Ma il suo ruolo è in realtà decisivo. Jeffries non è un moderato nel senso classico del termine: il suo impegno per gli ultimi lo qualifica indubbiamente come un progressista. Ma nel partito democratico di oggi si può dire che occupa una posizione di raccordo tra i centristi, che vengono spesso eletti con una manciata di voti di differenza in aree tradizionalmente ostili per i dem, e i radicali rappresentati appieno dalla sua concittadina Alexandria Ocasio-Cortez che, al contrario, possono contare su seggi blindati. Jeffries non ha registrato particolari problemi nel conciliare visioni così distanti, sin dal primo giorno, quando è stato nominato all’unanimità dall’intero gruppo congressuale.
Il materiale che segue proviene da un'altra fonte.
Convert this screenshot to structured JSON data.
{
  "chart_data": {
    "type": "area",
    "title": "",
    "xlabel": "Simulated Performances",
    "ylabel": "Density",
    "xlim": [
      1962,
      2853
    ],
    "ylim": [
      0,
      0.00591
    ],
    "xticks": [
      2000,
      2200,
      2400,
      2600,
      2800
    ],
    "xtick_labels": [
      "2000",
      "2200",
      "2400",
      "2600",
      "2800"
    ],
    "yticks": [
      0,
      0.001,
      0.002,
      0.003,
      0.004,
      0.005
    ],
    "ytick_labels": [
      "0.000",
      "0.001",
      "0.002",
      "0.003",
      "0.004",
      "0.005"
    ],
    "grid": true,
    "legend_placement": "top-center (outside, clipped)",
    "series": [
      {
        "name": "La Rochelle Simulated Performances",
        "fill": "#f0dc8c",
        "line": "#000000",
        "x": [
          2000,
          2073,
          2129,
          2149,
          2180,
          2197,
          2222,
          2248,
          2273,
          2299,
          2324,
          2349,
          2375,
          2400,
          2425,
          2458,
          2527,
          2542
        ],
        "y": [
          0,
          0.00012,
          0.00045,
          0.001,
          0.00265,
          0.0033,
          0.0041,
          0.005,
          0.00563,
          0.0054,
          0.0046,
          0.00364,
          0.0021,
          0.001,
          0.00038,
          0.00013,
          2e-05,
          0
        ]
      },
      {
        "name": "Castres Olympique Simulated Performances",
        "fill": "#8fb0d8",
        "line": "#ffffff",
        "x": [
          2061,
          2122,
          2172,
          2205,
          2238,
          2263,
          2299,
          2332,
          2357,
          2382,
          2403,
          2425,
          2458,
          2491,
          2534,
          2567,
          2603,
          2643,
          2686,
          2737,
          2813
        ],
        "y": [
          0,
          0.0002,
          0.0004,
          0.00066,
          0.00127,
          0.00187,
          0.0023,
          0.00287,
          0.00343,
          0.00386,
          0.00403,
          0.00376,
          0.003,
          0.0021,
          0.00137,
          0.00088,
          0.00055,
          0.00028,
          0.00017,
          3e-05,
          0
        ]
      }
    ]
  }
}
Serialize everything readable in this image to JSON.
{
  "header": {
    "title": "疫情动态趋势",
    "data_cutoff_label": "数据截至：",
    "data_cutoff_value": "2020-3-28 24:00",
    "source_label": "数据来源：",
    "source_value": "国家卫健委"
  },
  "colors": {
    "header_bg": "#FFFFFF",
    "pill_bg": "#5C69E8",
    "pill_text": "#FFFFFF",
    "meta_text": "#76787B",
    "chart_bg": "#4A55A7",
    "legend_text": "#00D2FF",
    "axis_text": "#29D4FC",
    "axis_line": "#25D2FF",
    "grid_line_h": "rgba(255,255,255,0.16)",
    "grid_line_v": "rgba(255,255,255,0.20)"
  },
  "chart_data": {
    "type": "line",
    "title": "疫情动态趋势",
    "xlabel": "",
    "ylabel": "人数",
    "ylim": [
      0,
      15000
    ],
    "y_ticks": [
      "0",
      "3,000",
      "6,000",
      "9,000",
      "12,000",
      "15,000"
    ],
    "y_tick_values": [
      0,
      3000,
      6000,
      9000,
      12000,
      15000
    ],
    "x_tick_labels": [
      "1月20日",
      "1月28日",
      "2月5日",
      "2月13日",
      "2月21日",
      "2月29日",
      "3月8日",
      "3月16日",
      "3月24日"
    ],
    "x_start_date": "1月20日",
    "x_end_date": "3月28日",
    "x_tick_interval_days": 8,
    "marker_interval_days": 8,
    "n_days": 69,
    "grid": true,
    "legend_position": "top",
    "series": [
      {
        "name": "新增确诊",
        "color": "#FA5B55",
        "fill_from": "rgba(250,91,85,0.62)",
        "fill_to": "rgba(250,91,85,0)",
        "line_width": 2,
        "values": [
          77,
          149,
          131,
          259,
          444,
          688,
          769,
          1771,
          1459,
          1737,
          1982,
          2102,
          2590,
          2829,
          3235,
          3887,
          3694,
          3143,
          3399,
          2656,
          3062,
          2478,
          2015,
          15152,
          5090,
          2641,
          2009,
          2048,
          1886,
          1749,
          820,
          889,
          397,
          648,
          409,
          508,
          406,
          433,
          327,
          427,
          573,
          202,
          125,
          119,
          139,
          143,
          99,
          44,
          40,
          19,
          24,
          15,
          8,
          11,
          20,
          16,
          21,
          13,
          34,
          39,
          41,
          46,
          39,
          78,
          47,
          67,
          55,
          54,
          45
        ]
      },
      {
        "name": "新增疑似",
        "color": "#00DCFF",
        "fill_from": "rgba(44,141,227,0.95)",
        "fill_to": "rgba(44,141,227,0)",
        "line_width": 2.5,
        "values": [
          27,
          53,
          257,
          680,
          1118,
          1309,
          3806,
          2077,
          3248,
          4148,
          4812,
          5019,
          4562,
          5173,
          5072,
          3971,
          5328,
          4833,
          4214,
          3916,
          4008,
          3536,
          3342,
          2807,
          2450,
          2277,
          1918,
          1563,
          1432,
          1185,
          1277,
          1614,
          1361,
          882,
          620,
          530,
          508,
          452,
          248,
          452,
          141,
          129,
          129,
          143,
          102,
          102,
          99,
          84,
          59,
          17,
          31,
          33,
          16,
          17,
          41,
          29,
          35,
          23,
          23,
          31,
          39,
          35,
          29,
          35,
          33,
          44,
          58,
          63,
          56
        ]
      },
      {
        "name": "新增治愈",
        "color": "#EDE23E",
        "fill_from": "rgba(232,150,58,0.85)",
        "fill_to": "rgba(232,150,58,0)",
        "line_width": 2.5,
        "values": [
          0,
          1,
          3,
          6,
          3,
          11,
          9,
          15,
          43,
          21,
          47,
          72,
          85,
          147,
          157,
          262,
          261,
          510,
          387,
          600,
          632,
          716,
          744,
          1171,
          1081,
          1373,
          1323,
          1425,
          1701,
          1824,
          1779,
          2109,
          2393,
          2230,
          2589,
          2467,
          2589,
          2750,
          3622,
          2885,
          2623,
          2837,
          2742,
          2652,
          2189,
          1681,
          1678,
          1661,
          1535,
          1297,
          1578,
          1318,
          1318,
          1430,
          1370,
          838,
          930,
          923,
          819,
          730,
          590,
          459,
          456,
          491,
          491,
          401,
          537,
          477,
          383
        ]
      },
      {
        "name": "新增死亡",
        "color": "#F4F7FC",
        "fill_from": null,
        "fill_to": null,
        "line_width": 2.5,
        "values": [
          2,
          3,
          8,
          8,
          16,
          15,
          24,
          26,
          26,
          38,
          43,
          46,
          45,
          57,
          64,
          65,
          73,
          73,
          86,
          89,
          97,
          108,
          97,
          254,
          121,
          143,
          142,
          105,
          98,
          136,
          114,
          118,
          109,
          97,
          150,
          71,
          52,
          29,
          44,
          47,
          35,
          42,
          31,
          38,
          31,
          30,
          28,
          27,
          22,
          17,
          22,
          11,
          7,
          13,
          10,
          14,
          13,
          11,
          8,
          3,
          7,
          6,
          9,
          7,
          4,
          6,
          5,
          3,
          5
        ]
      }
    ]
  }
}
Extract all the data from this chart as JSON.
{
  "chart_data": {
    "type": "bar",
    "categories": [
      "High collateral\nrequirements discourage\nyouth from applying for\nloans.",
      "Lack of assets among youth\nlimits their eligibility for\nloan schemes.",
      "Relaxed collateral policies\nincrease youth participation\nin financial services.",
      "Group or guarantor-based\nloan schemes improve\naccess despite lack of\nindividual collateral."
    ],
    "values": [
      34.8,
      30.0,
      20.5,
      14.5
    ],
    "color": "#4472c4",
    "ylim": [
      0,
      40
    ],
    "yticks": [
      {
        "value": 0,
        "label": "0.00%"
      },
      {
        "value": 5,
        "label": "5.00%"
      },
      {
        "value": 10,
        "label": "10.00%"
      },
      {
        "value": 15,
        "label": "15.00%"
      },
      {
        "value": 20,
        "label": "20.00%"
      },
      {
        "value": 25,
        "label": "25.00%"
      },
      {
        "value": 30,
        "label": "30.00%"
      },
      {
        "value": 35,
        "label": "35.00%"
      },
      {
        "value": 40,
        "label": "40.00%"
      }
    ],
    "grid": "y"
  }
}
Adesso però ha un compito di difficile soluzione: “vendere” l’accordo che la sua controparte repubblicana, lo speaker della Camera Kevin McCarthy, ha preparato dopo lunghe trattative con la Casa Bianca. Bozza legislativa che con tutta probabilità conterrà dei tagli anche indiretti al welfare, riguardante il congelamento degli attuali livelli di spesa che, in virtù di un’inflazione che rimane attorno al 5 per cento, sono dei tagli di fatto. E come convincere i membri della Squad ad approvare nuove condizionalità nel ricevere sussidi per quelle persone che vivono al di sotto della soglia di povertà stabilità su base federale?
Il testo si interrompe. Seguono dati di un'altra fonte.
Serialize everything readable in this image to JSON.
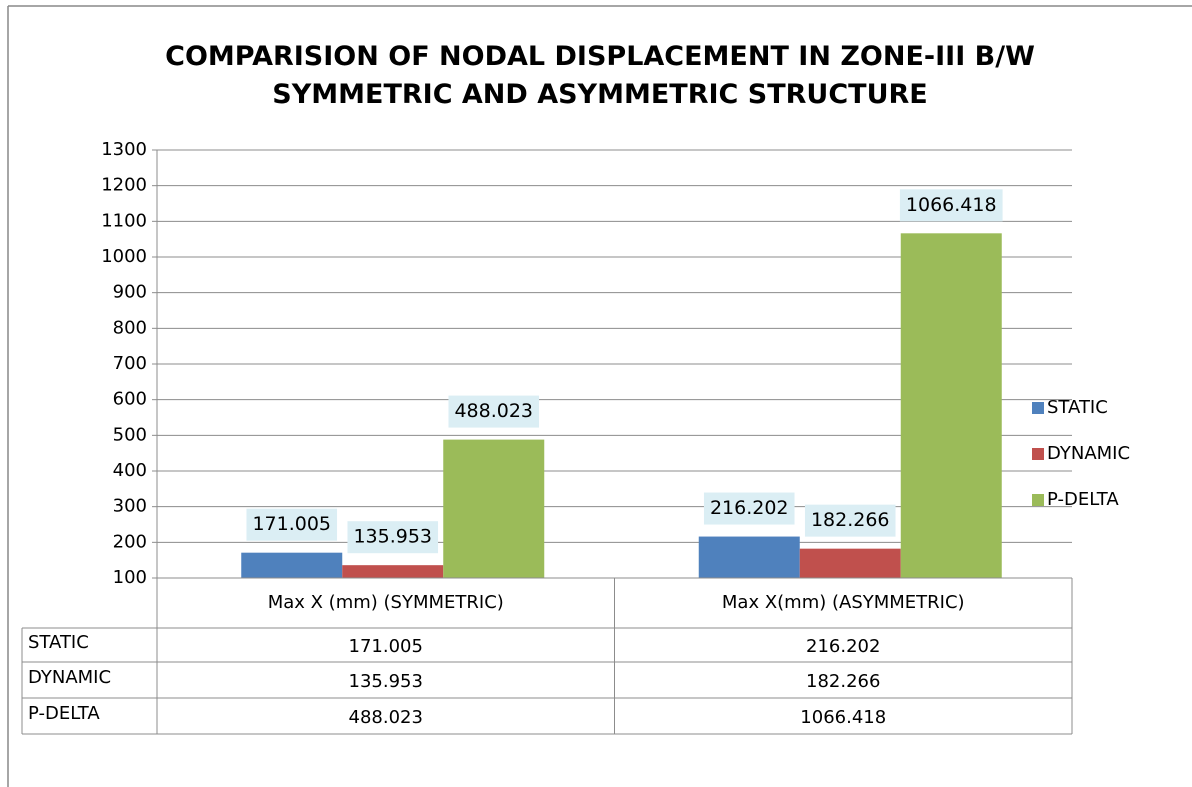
{
  "chart_data": {
    "type": "bar",
    "title": "COMPARISION OF NODAL DISPLACEMENT IN ZONE-III B/W SYMMETRIC AND ASYMMETRIC STRUCTURE",
    "categories": [
      "Max X (mm) (SYMMETRIC)",
      "Max X(mm) (ASYMMETRIC)"
    ],
    "series": [
      {
        "name": "STATIC",
        "color": "#4f81bd",
        "values": [
          171.005,
          216.202
        ]
      },
      {
        "name": "DYNAMIC",
        "color": "#c0504d",
        "values": [
          135.953,
          182.266
        ]
      },
      {
        "name": "P-DELTA",
        "color": "#9bbb59",
        "values": [
          488.023,
          1066.418
        ]
      }
    ],
    "ylim": [
      100,
      1300
    ],
    "yticks": [
      100,
      200,
      300,
      400,
      500,
      600,
      700,
      800,
      900,
      1000,
      1100,
      1200,
      1300
    ],
    "grid": true,
    "legend": "right",
    "data_table": true
  }
}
Essendo un accordo bipartisan, però, Jeffries può anche gestire qualche defezione, che non dovrebbe portare a un respingimento del piano di innalzamento del tetto del pubblico e di conseguenza al default. C’è comunque il rischio che Biden abbia accettato condizioni troppo indigeste per la maggior parte del gruppo dem e secondo le indiscrezioni raccolte sui media americani, questo lascia un senso di angoscia tra i membri del partito del presidente.

Il futuro

Per dimostrare comunque la sua buona fede all’ala sinistra, Jeffries non ha mai fatto mancare attacchi pressoché quotidiani all’ala destra del gruppo repubblicano, i cui esponenti sono stati definiti «senza scrupoli», «crudeli» e «spietati» e sono stati paragonati a «rapitori che tengono in ostaggio le nostre pensioni». Anche perché, in caso di default, saranno proprio i cittadini più anziani a vedere interrotti i bonifici sui loro conti correnti. Tanto che il leader dem alla Camera ha preparato un piano per affrontare il peggio: insieme al suo team Jeffries ha preparato una petizione che innalza il livello del debito secondo i desiderata della Casa Bianca. In calce a questa richiesta ci sono già tutte le firme dei 213 dem.
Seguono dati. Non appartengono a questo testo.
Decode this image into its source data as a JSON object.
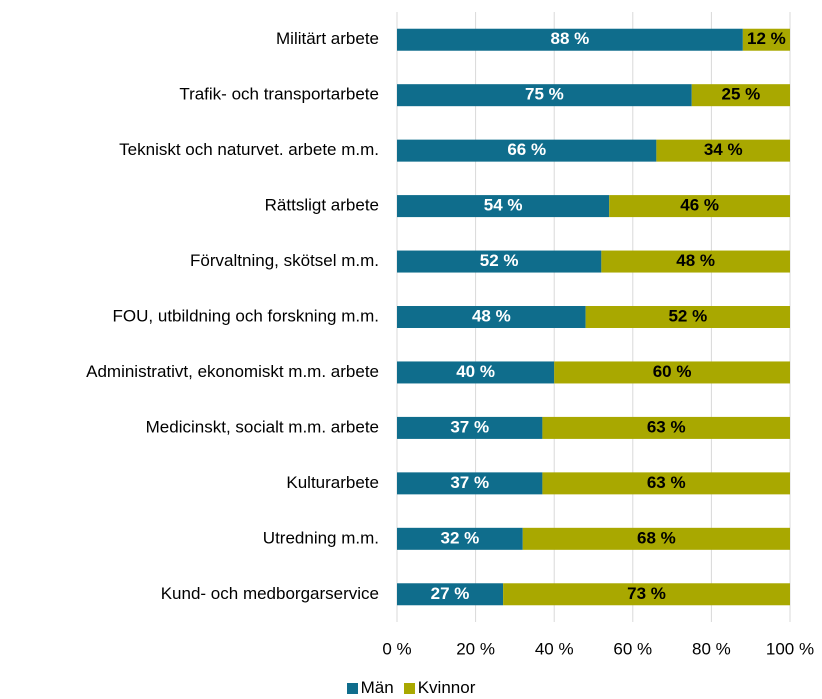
{
  "chart_data": {
    "type": "bar",
    "orientation": "horizontal",
    "stacked": "percent",
    "categories": [
      "Militärt arbete",
      "Trafik- och transportarbete",
      "Tekniskt och naturvet. arbete m.m.",
      "Rättsligt arbete",
      "Förvaltning, skötsel m.m.",
      "FOU, utbildning och forskning m.m.",
      "Administrativt, ekonomiskt m.m. arbete",
      "Medicinskt, socialt m.m. arbete",
      "Kulturarbete",
      "Utredning m.m.",
      "Kund- och medborgarservice"
    ],
    "series": [
      {
        "name": "Män",
        "color": "#0f6d8c",
        "label_color": "#ffffff",
        "values": [
          88,
          75,
          66,
          54,
          52,
          48,
          40,
          37,
          37,
          32,
          27
        ]
      },
      {
        "name": "Kvinnor",
        "color": "#a9a800",
        "label_color": "#000000",
        "values": [
          12,
          25,
          34,
          46,
          48,
          52,
          60,
          63,
          63,
          68,
          73
        ]
      }
    ],
    "xlim": [
      0,
      100
    ],
    "xticks": [
      0,
      20,
      40,
      60,
      80,
      100
    ],
    "tick_suffix": " %",
    "value_suffix": " %",
    "grid": "vertical",
    "legend_position": "bottom"
  }
}
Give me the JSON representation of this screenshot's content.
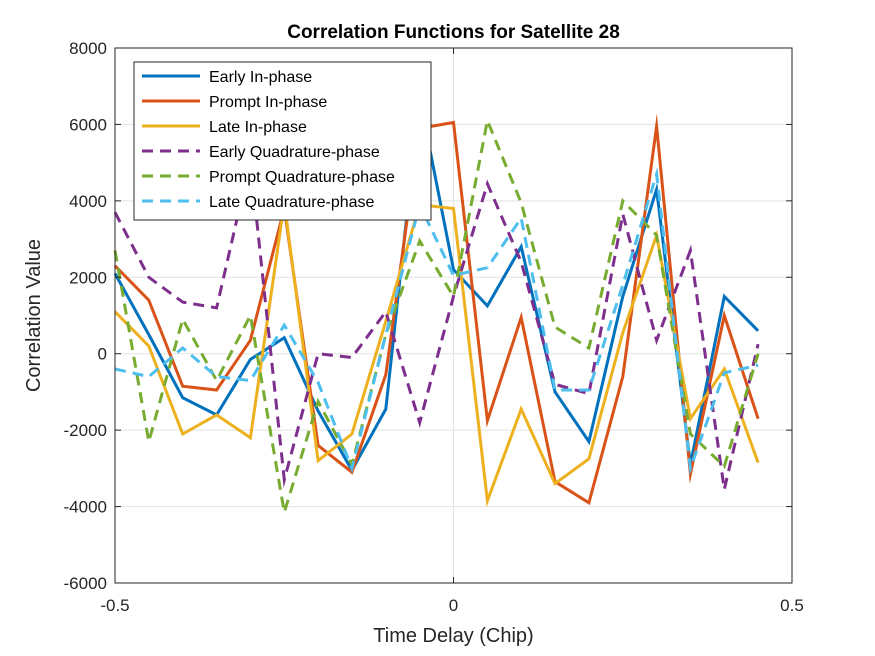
{
  "chart_data": {
    "type": "line",
    "title": "Correlation Functions for Satellite 28",
    "xlabel": "Time Delay (Chip)",
    "ylabel": "Correlation Value",
    "xlim": [
      -0.5,
      0.5
    ],
    "ylim": [
      -6000,
      8000
    ],
    "xticks": [
      -0.5,
      0,
      0.5
    ],
    "xtick_labels": [
      "-0.5",
      "0",
      "0.5"
    ],
    "yticks": [
      -6000,
      -4000,
      -2000,
      0,
      2000,
      4000,
      6000,
      8000
    ],
    "ytick_labels": [
      "-6000",
      "-4000",
      "-2000",
      "0",
      "2000",
      "4000",
      "6000",
      "8000"
    ],
    "grid": true,
    "legend_position": "top-left",
    "x": [
      -0.5,
      -0.45,
      -0.4,
      -0.35,
      -0.3,
      -0.25,
      -0.2,
      -0.15,
      -0.1,
      -0.05,
      0,
      0.05,
      0.1,
      0.15,
      0.2,
      0.25,
      0.3,
      0.35,
      0.4,
      0.45
    ],
    "series": [
      {
        "name": "Early In-phase",
        "color": "#0072BD",
        "dash": "solid",
        "values": [
          2100,
          500,
          -1150,
          -1600,
          -150,
          420,
          -1500,
          -3050,
          -1450,
          6700,
          2200,
          1250,
          2800,
          -1000,
          -2300,
          1500,
          4300,
          -2900,
          1500,
          600
        ]
      },
      {
        "name": "Prompt In-phase",
        "color": "#D95319",
        "dash": "solid",
        "values": [
          2300,
          1400,
          -850,
          -950,
          350,
          3800,
          -2400,
          -3100,
          -550,
          5900,
          6050,
          -1750,
          950,
          -3350,
          -3900,
          -600,
          5950,
          -3150,
          1000,
          -1700
        ]
      },
      {
        "name": "Late In-phase",
        "color": "#EDB120",
        "dash": "solid",
        "values": [
          1100,
          200,
          -2100,
          -1600,
          -2200,
          3950,
          -2800,
          -2100,
          850,
          3900,
          3800,
          -3850,
          -1450,
          -3400,
          -2750,
          550,
          3100,
          -1700,
          -400,
          -2850
        ]
      },
      {
        "name": "Early Quadrature-phase",
        "color": "#7E2F8E",
        "dash": "dashed",
        "values": [
          3700,
          2000,
          1350,
          1200,
          5050,
          -3300,
          0,
          -100,
          1100,
          -1800,
          1500,
          4450,
          2400,
          -800,
          -1050,
          3650,
          350,
          2700,
          -3550,
          250
        ]
      },
      {
        "name": "Prompt Quadrature-phase",
        "color": "#77AC30",
        "dash": "dashed",
        "values": [
          2700,
          -2300,
          900,
          -700,
          1000,
          -4150,
          -1250,
          -2900,
          500,
          2950,
          1500,
          6100,
          3950,
          700,
          150,
          4000,
          3100,
          -2100,
          -2950,
          0
        ]
      },
      {
        "name": "Late Quadrature-phase",
        "color": "#4DBEEE",
        "dash": "dashed",
        "values": [
          -400,
          -600,
          150,
          -600,
          -700,
          750,
          -750,
          -3000,
          500,
          3900,
          2050,
          2250,
          3550,
          -950,
          -950,
          1800,
          4700,
          -3000,
          -500,
          -300
        ]
      }
    ]
  }
}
In teoria non dovrebbe essere un’impresa impossibile trovare cinque repubblicani moderati che, in nome dell’amor di Patria, appongano i loro consenso per evitare il peggio. Bisogna considerare però che tale decisione porterebbe alla fine della loro carriera politica, provocando quasi certamente la sfida alle primarie del 2024 da parte di uno sfidante di destra radicale che li accuserà di “arrendevolezza” nei confronti «dell’estremismo di sinistra» dell’amministrazione di Joe Biden. Probabilmente non ci sarà bisogno di tutto questo, dato che un accordo che fornisca a entrambi i partiti alcune ragioni di contentezza appare più che possibile.

Jeffries però non si può permettere uno sfaldamento del gruppo dem che non solo metterebbe in pericolo la sua giovane leadership, ma mette a rischio anche la rielezione di Joe Biden nel 2024, per la quale serve che l’unità d’intenti del 2020 venga riproposta per contenere la sfida repubblicana che probabilmente avrà nuovamente il volto di un Donald Trump che ormai non occulta quasi più le sue pulsioni profondamente autoritarie e vendicative nei confronti di quelli che lo hanno “tradito”.

Insomma, Jeffries deve dimostrare di poter prendere lui le redini del gruppo per i prossim anni, quando potrebbe dover affrontare quello che Pelosi ha già fatto in passato, ovvero contenere le pressioni di un presidente repubblicano difficilmente contenibile come Donald Trump. Anche nel caso in cui il futuro leader della Casa Bianca possa essere Ron DeSantis che nei suoi anni da governatore della Florida ha mostrato di essere ben poco disponibile a scendere a compromessi.